How can you see a list of deleted entries? Can you undelete an entry?¶
A user can delete an entity stored in the KVstore, assuming the user has write permissions over the KVstores and other objects. (admin, part of trackme_admin role or custom allowed)
The deletion feature is provided natively via the UI, when an entity is deleted the following workflow happens:
- The UI retrieves the key id of the record in the KVstore and performs a DELETE rest call over the KVstore endpoint
- In addition, the full entity record is logged to the audit KVstore, and exposed via the UI within the audit changes tab
- When the user deletes an entity, it can be delete temporary or permanently
- If the deletion is temporary, the entity will be recreated automatically if it is still actively sending data to Splunk, and the conditions (allow lists, block lists…) permit it
- If the deletion is permanent, an additional flag is added to the record in the audit, this flag allow the trackers to exclude creating an entitythat was permanently deleted
While it is not supported at the moment to undo the deletion, the audit record contains all the information related to the entitypreviously deleted.
Finally, the audit changes tab provides the relevant filters to allow accessing to all deletion events, including answers to when / who / how and why if an update note was added filled during the operation.
What are Elastic Sources and what are they useful for?¶
The Elastic source concept is covered in deep in the Elastic sources documentation, wich includes comprehensive examples.
How to deal with sourcetypes that are emitting data occasionally or sporadically?
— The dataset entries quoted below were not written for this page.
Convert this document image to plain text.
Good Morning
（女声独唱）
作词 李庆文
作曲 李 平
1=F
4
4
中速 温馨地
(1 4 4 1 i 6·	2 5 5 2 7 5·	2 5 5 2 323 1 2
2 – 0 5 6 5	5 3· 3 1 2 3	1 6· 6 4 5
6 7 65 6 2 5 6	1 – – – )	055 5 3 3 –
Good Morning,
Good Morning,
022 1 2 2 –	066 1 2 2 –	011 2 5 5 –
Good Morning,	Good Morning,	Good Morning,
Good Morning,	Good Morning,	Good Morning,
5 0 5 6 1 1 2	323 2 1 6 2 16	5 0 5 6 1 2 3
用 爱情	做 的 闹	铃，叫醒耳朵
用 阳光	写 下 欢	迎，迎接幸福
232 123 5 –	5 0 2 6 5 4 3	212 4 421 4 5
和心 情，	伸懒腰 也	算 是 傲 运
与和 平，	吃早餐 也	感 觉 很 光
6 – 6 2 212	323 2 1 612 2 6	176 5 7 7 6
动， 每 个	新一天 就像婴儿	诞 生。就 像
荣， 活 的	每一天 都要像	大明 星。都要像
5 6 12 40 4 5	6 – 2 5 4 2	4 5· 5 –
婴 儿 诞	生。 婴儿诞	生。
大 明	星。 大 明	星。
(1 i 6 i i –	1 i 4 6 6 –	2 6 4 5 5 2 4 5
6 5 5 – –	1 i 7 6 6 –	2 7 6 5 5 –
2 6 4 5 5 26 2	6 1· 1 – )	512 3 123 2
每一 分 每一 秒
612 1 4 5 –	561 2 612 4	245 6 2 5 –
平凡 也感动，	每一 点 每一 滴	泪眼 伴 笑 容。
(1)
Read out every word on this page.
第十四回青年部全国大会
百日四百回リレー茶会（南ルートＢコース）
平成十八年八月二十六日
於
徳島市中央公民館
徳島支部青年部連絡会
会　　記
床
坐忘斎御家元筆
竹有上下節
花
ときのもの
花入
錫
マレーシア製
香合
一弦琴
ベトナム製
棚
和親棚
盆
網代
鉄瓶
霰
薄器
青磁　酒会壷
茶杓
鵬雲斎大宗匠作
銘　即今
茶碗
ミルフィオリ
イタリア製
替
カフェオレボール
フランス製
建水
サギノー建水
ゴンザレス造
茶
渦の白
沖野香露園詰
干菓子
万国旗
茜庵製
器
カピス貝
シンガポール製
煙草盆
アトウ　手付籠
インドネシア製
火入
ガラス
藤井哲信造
Does TrackMe automatically detects this?¶
There are no easy answers to this question, however:
- The default concept of data sources tracking relies on entities broken per index and sourcetype, this can be extended easily using the Elastic sources feature to fullfil any kind of requirements and make sure that a data source represents the data pipeline
- The data hosts tracking feature provides the vision broken on a per host basis (using the Splunk host Metadata)
- TrackMe does not replace the knowledge you have regarding the way you are ingesting data into Splunk, instead it provides various features and options you can use to configure what should raise an alert or not, and how
- The basic configuration for data tracking are related to the latency and the delta in seconds between the latest time data was indexed in Splunk and now
- In addition, the volume Outliers feature allows detecting automatically behaviour changes in the volume of data indexed in Splunk for a given sourcetype
- In most cases, you should focus on the most valuable and important sourcetypes, TrackMe provides different levels of features (allowlists / blocklists) to exclude automatically data of low interest, and the priority feature allows granular definition of the importance of an entity
- A sourcetype that comes very occasionally in Splunk might be something that you need to track carefully, however if it does you need to define the tresholds accordlingy and TrackMe provides different options to do so on a per data source basis for instance
What’s the difference between disabled and (permanently) deleted?¶
The deletion of entities is explained in details in Deletion of entities.
In short, the purpose of the permanent deletion is to prevent an entity from being disovered again after it is deleted.
To achieve this, when an entity is permanently deleted the value of the field “change_type” is defined to “delete permanent”, when the entity is temporarily deleted, the value is set to “delete tempoary”.
Then, Trackers reports wich perform discovery of the data use a filter to exclude entities that have been permanently deleted, such that even if the entity is still actively sending data to Splunk, TrackMe will ignore it automatically as long as the audit record is available. (by default audit records are purged after 90 days)
The UI does not provide a function to undo a permanent deletion, however updating or purging the audit record manually would allow to re-create an entity after it was permanently deleted.